Saturday, March 16, 2013

Life Has Been Amazing.... NOT!

So I'm back to blogger. Realized that I have nobody else to turn to, nobody else I can share my problems with. Not even one soul is there for me when i needed them. Friends? I don't have them honestly. Lost a lot of school friends. Maybe its cause of my fucking attitude. But its unfair that everyone has at least a friend to turn to, a bestfriend. Or maybe I was born to be alone.

Parents have issues again. The same kind years ago. That year when I had one of the most important exams in my life. Mom has been complaining to me about it. I choose not to listen cause it really affects my mood, behavior. But it doesn't stop. Its hard.

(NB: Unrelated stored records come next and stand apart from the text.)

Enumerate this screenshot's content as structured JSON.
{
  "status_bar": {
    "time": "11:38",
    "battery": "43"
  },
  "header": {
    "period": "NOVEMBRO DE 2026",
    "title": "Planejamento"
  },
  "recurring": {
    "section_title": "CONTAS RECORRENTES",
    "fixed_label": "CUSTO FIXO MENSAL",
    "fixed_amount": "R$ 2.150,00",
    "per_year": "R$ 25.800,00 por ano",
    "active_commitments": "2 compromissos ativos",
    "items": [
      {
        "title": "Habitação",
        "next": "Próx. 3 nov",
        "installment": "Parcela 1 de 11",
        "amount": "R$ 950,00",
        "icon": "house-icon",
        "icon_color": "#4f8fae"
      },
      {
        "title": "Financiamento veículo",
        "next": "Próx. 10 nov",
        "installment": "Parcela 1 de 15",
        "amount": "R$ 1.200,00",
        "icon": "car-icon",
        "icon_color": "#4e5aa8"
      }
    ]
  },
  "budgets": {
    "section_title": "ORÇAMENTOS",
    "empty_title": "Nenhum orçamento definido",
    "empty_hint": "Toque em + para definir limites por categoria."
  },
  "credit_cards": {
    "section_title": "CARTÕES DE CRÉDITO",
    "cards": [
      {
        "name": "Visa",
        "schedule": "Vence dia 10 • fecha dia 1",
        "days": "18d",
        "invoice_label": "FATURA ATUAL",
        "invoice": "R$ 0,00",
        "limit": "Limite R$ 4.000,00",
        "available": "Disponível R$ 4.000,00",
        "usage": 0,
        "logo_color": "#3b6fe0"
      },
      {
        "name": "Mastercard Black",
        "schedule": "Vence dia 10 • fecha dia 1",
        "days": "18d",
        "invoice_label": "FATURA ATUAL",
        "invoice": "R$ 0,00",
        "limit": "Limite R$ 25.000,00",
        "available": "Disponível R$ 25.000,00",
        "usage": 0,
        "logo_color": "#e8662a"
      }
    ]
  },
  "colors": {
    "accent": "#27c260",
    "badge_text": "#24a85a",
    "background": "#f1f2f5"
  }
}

"Girlfriend". I thought she'd care like how i do. Love me like how I do. 3 years is long enough for anyone to know how faithful and loyal I am. Yes, she's the same girl that I'm talking about. Nur Erna Kuzirah binte Azman. For 3 years I haven't been able to fall for an other. It feels weird to be with another. So I watched her from far. Seeing her with other guys hurts but I know she's happy. It always breaks apart of me and I know I had to let go. But I choose not to. Every single day I had to do something to get her back. I made so much effort but she chose him over me. Too little too late, I know. The amazing thing that happen was when she said she misses me. And just like that I accepted her back. It was so easy of me to accept the pain that she caused me. It wasn't the first time that this happens but the third. Tell me where can you find someone so attached like me? Was she grateful enough that I love her this much? No.

Its tough being me. Everyone has their own problems but I'd rather change lives with those living in Africa.